There are reports that some of these girls were able to arrange better marriages for themselves before returning to their homes. They did this by staying at school instead of marrying the first choice their families had made for them. When the marriage was more to their liking, they would return home and marry back into camp life.
My Grandma Flora was an educated Indian. In the 1930’s, she was sent to St. Stephen’s boarding school and one of the lessons she learned well was not to speak our Arapaho language. She told me that when she saw the beatings the other students got when they spoke Arapaho, she vowed never to speak the language herself. She was taught to look down on the Camp Indians, yet, in her later years, she spoke with pride of our people and those that preserved our stories and traditions.
The Camp Indians are the ones who preserved our Arapaho culture and their families are now well respected in our community.
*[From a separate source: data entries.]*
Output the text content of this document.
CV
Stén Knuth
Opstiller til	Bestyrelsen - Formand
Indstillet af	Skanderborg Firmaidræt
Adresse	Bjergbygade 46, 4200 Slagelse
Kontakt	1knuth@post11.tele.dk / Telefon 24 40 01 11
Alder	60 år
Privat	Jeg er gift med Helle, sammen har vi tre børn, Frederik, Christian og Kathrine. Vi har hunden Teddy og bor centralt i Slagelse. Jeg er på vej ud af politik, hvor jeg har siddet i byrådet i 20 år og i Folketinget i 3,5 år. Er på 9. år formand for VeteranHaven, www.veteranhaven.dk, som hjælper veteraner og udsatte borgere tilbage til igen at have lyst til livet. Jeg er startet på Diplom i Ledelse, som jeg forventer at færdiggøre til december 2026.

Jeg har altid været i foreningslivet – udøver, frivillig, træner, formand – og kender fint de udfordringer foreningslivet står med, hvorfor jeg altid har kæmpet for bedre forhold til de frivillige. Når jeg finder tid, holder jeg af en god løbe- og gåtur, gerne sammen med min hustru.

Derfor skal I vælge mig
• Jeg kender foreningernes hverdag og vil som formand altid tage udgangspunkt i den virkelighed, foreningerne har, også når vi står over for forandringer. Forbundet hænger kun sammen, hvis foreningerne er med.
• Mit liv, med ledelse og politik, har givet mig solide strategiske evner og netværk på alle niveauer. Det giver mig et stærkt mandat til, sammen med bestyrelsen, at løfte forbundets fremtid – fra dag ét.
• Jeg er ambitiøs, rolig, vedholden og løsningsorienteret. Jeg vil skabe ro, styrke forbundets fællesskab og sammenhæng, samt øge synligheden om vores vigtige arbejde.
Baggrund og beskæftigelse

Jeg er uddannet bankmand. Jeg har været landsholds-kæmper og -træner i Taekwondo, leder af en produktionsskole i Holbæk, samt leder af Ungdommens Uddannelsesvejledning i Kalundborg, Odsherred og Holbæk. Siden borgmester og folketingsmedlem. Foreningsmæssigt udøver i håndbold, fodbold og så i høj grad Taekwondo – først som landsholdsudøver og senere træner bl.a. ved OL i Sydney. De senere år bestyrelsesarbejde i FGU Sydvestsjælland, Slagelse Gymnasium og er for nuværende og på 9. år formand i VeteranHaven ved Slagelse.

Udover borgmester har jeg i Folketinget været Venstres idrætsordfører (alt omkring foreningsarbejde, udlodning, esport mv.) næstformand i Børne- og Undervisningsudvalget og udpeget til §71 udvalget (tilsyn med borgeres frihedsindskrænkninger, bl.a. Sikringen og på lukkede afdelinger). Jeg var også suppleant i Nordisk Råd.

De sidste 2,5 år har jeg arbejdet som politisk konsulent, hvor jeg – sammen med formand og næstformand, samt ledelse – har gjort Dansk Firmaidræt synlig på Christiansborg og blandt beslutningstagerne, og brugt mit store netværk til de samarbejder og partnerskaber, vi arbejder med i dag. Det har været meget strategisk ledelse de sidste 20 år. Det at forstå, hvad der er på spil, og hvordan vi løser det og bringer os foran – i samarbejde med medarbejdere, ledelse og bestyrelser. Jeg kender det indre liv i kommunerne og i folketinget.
These men and women stood up and refused to lose their identity as a tribal people. For that, I am in their debt.
For more on this debate and an interesting read, I recommend the paper, Presidential Lecture: Wives and Husbands: Arapaho Gender in Time by Loretta Fowler
Camp Indian: a tribal member that practiced the old ways of life
Blanket Life: a term coined by the Indian Agents in reference to people living traditionally
Noncompetent: a term applied to those tribal members viewed as unfit to handle their own money, manage their lands or hold jobs by the federal government. This term applied to the elderly, camp Indians, and unmarried women.